Tech giant Alphabet Inc. (GOOGL), Google, is facing another antitrust complaint, this time from rival Danish job search engine Jobindex.
The complaint was filed with the European Union (EU) for unfair commercial practices. According to the complaint, Google presents the results of its own job search service, Google for Jobs, in the top section of the page on Google. After its European launch in 2018, Google for Jobs was criticized by 23 online job search rivals in 2019, alleging a loss of market share due to Google’s push to market its own search engine.
EU antitrust chief Margrethe Vestager has already looked into the matter and has been on the sidelines on the matter. However, the latest complaint might cause Vestager to dig deeper into the matter, Reuters Noted.
Although Google has claimed to have made changes to its portal in Europe before, Vestager has fined the search engine over $8.4 billion in antitrust penalties on multiple counts to date. .

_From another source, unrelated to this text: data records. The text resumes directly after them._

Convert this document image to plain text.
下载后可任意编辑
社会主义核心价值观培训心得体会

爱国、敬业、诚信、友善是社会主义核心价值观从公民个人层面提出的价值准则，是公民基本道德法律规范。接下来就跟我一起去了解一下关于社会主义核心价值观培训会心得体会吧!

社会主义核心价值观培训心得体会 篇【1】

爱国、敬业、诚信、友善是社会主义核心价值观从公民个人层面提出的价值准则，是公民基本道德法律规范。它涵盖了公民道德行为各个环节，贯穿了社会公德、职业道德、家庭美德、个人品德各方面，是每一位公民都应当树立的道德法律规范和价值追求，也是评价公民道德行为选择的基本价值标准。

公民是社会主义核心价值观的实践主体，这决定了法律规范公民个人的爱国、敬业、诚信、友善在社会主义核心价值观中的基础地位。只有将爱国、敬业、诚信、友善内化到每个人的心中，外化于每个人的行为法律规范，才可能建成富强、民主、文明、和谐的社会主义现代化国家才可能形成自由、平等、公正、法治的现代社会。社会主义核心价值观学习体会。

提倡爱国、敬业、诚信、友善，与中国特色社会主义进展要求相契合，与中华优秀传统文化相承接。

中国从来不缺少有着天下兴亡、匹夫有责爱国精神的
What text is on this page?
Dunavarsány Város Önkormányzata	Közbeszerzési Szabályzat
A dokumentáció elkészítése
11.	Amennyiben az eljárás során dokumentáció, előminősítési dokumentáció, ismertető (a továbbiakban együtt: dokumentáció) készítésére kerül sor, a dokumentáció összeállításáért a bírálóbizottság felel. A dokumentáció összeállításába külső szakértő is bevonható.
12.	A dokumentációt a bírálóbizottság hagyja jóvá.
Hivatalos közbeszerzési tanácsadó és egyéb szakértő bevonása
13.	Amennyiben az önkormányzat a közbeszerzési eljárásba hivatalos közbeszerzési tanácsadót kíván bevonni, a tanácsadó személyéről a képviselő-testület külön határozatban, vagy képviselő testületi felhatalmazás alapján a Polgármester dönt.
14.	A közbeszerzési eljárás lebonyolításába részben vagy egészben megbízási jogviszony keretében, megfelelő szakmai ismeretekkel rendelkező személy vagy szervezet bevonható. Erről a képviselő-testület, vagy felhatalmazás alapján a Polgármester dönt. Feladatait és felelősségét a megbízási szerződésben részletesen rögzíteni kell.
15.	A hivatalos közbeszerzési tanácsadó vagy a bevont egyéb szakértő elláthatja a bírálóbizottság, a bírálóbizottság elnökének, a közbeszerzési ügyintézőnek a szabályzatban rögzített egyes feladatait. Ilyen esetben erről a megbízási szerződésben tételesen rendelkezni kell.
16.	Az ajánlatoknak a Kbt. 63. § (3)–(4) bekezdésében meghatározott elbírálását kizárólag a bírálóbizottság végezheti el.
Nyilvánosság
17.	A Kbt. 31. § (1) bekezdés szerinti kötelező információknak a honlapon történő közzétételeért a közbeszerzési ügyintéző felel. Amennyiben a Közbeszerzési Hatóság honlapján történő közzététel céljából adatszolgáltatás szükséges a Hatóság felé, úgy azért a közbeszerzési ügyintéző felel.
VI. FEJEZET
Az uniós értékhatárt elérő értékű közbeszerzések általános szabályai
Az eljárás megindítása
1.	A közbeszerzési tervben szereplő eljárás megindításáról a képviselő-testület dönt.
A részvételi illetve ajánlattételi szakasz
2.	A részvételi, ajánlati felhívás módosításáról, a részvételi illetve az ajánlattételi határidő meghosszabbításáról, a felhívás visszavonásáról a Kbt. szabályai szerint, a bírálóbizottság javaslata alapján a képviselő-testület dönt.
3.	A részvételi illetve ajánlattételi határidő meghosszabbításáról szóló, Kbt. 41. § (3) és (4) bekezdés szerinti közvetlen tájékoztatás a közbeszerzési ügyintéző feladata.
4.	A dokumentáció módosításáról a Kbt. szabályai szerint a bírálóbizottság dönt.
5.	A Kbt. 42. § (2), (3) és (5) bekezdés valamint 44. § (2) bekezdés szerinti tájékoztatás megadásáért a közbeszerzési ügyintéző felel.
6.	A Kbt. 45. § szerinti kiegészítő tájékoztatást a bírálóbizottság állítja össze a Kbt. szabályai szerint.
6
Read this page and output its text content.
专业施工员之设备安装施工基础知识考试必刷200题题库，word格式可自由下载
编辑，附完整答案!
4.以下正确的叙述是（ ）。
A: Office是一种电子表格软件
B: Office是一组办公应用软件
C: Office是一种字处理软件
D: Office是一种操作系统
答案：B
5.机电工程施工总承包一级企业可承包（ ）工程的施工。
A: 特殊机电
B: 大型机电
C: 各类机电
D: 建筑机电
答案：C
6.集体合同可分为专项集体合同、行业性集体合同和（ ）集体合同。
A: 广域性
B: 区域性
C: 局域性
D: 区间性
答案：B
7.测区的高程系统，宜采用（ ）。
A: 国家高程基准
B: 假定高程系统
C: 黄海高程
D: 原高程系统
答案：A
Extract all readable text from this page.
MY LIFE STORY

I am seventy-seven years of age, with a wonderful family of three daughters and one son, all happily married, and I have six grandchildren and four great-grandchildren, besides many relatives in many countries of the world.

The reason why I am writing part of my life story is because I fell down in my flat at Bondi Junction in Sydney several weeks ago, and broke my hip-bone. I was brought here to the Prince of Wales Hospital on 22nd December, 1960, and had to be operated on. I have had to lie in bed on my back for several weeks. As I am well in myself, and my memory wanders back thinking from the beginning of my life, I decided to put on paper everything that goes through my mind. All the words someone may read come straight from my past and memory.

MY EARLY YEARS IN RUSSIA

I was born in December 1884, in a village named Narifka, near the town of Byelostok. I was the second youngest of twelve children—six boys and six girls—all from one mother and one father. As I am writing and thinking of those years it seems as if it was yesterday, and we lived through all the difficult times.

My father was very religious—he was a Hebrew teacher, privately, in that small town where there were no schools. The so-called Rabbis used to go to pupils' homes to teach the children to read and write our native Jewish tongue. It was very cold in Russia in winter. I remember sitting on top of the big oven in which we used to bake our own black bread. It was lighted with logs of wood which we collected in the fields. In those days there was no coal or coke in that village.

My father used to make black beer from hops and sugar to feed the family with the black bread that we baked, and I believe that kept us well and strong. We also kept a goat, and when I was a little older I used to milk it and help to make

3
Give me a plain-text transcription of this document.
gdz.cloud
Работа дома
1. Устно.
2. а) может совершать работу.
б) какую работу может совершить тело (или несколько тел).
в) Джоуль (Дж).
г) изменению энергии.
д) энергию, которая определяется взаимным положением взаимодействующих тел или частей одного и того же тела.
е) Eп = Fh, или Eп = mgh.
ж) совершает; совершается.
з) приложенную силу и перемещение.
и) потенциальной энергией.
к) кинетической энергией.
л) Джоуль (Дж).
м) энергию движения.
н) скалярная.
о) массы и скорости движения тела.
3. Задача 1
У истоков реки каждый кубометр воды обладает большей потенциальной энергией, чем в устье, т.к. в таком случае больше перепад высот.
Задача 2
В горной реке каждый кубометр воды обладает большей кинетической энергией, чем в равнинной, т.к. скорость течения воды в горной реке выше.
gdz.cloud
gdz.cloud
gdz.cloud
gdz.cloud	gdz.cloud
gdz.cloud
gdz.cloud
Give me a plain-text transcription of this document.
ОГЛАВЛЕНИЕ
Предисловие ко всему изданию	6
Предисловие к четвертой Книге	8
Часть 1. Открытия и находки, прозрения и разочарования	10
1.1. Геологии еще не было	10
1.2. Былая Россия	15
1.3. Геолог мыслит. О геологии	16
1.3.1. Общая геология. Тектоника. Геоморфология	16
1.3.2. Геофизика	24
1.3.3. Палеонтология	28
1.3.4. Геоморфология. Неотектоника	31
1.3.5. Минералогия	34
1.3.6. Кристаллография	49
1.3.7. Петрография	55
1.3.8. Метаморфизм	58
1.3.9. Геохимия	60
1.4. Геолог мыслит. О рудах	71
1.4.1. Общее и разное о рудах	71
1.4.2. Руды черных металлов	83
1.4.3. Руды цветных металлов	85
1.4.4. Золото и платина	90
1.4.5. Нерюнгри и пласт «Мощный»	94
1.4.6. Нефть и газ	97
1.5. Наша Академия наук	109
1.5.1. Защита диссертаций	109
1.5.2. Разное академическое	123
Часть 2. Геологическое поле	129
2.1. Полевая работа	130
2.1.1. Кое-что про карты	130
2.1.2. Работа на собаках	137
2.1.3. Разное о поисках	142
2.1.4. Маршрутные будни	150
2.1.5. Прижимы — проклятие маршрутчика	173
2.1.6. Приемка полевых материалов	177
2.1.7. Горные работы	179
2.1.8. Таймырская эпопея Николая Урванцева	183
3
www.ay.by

How does Google for Jobs work?
Google for Jobs is a job exchange portal that accumulates and displays job postings on the web, allowing candidates to view job postings in their Google search engine. However, the service does not allow candidates to apply directly on the search engine, and they are routed to third-party websites for the application.
Additionally, candidates can pre-screen, save and set alerts for their favorite job postings on Google for Jobs, making it easy to refer them in the future.
Jobindex, one of Denmark’s leading job search engines with the largest database of jobs, has complained that Google has tipped the scales in its favor by practicing anti-competitive measures.
Kaare Danielsen, founder and CEO of Jobindex, said he lost nearly 20% of search engine traffic to poor Google for Jobs service, not only hampering candidates’ chances of selecting the best jobs available on market, but also recruitment services. ‘ reach a maximum number of job seekers.
Jobindex also accused Google for Jobs of copying some of its own ads without permission and marketing them on the portal against the consent of its business partner.
Danielsen said: “This not only stifles competition between recruitment services, but directly harms labor markets, which are at the heart of any economy.”
The CEO pleaded with the EU to take tough action against Google for Jobs while imposing multiple periodic payments to ensure long-term compliance.
With 30 unanimous buys, the GOOGL share benefits from a consensual strong buy rating. Alphabet’s average price target of $3,138.17 implies upside potential of 33% from current levels. Meanwhile, its stock has lost 18.6% so far this year.
TipRanks’ website traffic tool provides insight into the steady decline in visits to Alphabet’s website. In March 2022, total estimated global visits across all devices peaked at 102.24 billion, followed by 87.50 billion visits in April and 73.74 billion visits in May.
Notably, in May, Alphabet’s website traffic saw a 15.72% year-over-year drop in monthly visits. However, since the start of the year, website traffic growth has remained relatively constant with a marginal increase of 0.28% compared to the same period last year.
Alphabet shares are facing the brunt of market turmoil similar to other battered tech stocks. However, the company enjoys a wide moat and is expected to benefit from a robust cloud network, a trending YouTube channel, and the world’s largest search engine. Once the macroeconomic headwinds are behind us, Alphabet will begin to recoup its lost share.